The Role of the United Nations

The central negotiator and arbitrator of the JCPOA was the UN, and the only setback was experienced in 2006 when sanctions were imposed on Iran. Later, when Israel expressed strong opposition to the agreement, the UN allowed Prime Minister Benjamin Netanyahu to present his exceptions, but a deal was nonetheless struck so that Iran would reduce uranium enrichment operations to levels that would not be conducive to fabricating nuclear warheads.

Monitoring by the International Atomic Energy Agency

In 2015, inspectors began to tour Iranian nuclear research and production facilities, which resulted in the lifting of the oil import embargo. Other sanctions started being called off, and about $100 billion that were formerly frozen in international bank accounts were released.
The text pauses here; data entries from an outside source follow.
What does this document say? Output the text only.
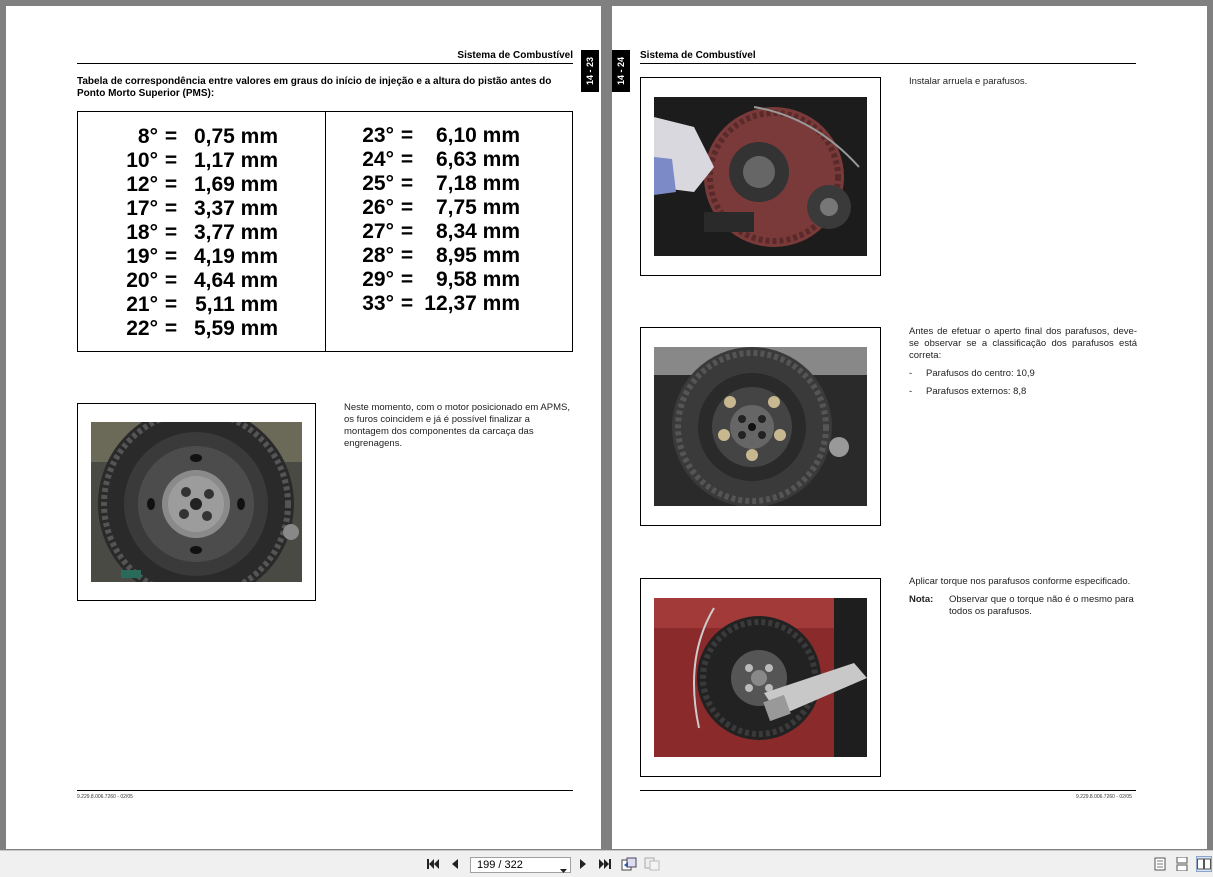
Sistema de Combustível
14 - 23
Tabela de correspondência entre valores em graus do início de injeção e a altura do pistão antes do Ponto Morto Superior (PMS):
8° = 0,75 mm
10° = 1,17 mm
12° = 1,69 mm
17° = 3,37 mm
18° = 3,77 mm
19° = 4,19 mm
20° = 4,64 mm
21° = 5,11 mm
22° = 5,59 mm
23° =	6,10 mm
24° =	6,63 mm
25° =	7,18 mm
26° =	7,75 mm
27° =	8,34 mm
28° =	8,95 mm
29° =	9,58 mm
33° = 12,37 mm
Neste momento, com o motor posicionado em APMS, os furos coincidem e já é possível finalizar a montagem dos componentes da carcaça das engrenagens.
9.229.8.006.7260 - 02/05
14 - 24
Sistema de Combustível
Instalar arruela e parafusos.
Antes de efetuar o aperto final dos parafusos, deve-se observar se a classificação dos parafusos está correta:
-	Parafusos do centro: 10,9
-	Parafusos externos: 8,8
Aplicar torque nos parafusos conforme especificado.
Nota:	Observar que o torque não é o mesmo para todos os parafusos.
9.229.8.006.7260 - 02/05
199 / 322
The JCPOA Decertification by the Trump Administration

Less than a year after the controversial election of President Trump, he announced his intention to decertify the JCPOA, a process that required evaluation and certification on a quarterly basis. The argument presented by Trump about Iran’s alleged support of terrorist organizations, was tiresome and widely denounced by foreign policy experts. Nevertheless, his position of power has allowed him to not only decertify the agreement but also impose new sanctions that have brought about socioeconomic discord in Iran.

The bottom line of the JCPOA is that Trump’s hasty decision to withdraw from the agreement, and the imposition of new sanctions, have increased tensions in the Middle East. Furthermore, this has resulted in more American troops deployed to the region, something that runs contrary to his promise of allowing as many soldiers as possible to return home.